Já passaram quase quatro meses após o trágico naufrágio de um barco de borracha entre Bodrum, na Turquia, e a ilha grega de Kos, que lhe matou os dois filhos, Aylan e Galip, de 3 e 5 anos, e a mulher Rehanna. Agora, Abdullah Kurdi tenta refazer a vida. É apenas um entre o milhão de refugiados que este ano já chegou à Europa. Mas não é um refugiado qualquer. A fotografia do seu filho mais novo, Aylan, encontrado morto à beira-mar na praia de Ali Hoca, tornou-se o símbolo da tragédia dos que fogem da guerra na Síria (e foi escolhida pela VISÃO como imagem do ano, numa seleção que pode ver aqui). “Queria fazer a comunidade internacional abrir os seus corações para a situação dos refugiados. Mas ninguém estava a ouvir. O mundo só queria usar aquela fotografia e o que me aconteceu para os seus próprios fins”, disse ao jornal britânico The Guardian.

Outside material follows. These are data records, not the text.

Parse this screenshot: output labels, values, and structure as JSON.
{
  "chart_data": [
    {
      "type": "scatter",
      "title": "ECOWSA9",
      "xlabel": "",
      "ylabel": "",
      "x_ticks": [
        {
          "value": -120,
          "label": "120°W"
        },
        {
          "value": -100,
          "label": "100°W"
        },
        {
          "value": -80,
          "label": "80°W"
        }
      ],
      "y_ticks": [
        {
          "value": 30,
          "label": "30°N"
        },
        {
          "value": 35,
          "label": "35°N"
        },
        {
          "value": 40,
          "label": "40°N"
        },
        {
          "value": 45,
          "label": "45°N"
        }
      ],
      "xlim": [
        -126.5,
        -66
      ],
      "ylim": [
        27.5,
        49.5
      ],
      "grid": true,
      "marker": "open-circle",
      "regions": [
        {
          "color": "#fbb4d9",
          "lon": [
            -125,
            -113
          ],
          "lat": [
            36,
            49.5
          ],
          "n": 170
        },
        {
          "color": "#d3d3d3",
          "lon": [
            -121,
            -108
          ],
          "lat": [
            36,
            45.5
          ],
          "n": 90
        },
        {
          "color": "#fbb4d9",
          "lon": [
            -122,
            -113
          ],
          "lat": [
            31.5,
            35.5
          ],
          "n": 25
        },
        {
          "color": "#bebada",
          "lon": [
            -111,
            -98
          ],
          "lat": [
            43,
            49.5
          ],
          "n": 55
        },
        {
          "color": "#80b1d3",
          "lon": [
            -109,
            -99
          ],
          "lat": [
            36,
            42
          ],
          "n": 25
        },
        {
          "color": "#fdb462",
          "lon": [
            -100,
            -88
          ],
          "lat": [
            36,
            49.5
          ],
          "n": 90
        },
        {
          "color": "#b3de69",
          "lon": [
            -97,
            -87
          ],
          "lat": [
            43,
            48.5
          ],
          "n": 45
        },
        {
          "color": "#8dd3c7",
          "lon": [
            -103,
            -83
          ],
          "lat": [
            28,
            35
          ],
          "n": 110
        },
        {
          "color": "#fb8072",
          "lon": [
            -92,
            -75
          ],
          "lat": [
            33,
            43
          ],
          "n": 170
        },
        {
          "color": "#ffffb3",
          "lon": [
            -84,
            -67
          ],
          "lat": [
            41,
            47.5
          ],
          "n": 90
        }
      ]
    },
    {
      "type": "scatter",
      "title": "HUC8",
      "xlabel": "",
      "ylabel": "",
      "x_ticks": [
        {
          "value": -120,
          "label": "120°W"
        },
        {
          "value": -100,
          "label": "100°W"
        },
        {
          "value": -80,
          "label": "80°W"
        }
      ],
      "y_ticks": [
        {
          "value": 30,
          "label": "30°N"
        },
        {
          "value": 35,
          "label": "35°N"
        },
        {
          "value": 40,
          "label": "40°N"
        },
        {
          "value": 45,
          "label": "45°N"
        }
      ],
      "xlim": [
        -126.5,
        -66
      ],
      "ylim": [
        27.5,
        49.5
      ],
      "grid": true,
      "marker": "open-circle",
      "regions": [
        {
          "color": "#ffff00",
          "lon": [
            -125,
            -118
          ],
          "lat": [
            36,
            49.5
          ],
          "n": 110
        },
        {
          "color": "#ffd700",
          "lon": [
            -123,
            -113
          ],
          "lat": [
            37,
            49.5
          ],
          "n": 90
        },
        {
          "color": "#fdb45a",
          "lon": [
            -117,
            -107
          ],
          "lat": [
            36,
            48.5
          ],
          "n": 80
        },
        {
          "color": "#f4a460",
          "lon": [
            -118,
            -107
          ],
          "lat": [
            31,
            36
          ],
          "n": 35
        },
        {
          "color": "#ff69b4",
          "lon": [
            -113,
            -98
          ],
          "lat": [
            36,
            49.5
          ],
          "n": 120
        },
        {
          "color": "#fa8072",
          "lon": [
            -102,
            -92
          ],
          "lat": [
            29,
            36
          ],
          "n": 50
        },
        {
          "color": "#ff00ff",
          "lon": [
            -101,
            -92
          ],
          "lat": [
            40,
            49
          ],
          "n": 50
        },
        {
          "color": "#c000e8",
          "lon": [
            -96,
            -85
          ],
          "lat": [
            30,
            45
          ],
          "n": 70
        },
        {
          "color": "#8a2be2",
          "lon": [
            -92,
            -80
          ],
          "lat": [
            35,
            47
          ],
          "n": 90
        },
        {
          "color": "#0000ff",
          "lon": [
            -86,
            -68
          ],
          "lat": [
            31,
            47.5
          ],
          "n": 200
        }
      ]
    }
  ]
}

E, nessa altura, o mundo foi benévolo e respondeu em consonância: as doações para instituições de caridade aumentaram nos dias seguintes à morte do menino curdo; o Reino Unido prometeu receber 20 mil sírios, a França, 24 mil e a Alemanha abriu as suas fronteiras temporariamente. O tempo passou e os migrantes continuam a entrar na Europa.
Depois de já ter falado com uma dúzia de líderes mundiais, Abdullah Kurdi, 39 anos, aceitou o convite do primeiro-ministro do Curdistão iraquiano, Nechirvan Barzani, que lhe ofereceu casa e residência permanente. À conversa com Barzani, surgiu a ideia de fundar uma instituição de caridade. Neste momento, Abdullah Kurdi já não é um pai desesperado à procura de uma vida nova para a família. Desde que chegou, Abdullah começou a trabalhar na causa humanitária e já foi nomeado membro honorário da Peshmerga, milícia curda do Iraque. Trabalha como motorista nos campos de refugiados onde distribui material escolar para crianças em nome da Fundação Barzani. Para trás, ficou a vida de uma família como as outras: um barbeiro e uma costureira com dois filhos, que moravam num bairro de classe operária nas encostas do Monte Qasioun, com vista para Damasco.
Determinado nas palavras, o corpo denuncia alguma insegurança, como descreve o The Guardian, a propósito de uma entrevista recente, realizada no Saray Cafe no luxuoso Divan Hotel em Erbil, capital da região do Curdistão. “Quero abrir uma instituição de caridade para as crianças de Kobani. Ando a visitar campos de refugiados em memória do meu filho Aylan. Tenho visto o sofrimento deles. Não vou dececioná-los”. Apesar das especulações que o acusam de ser contrabandista e de ter organizado a fatídica viagem, e de ter lucrado com a venda da roupa do filho a um museu de Paris, Abdullah Kurdi é perentório: “Eu devia ter morrido com eles.”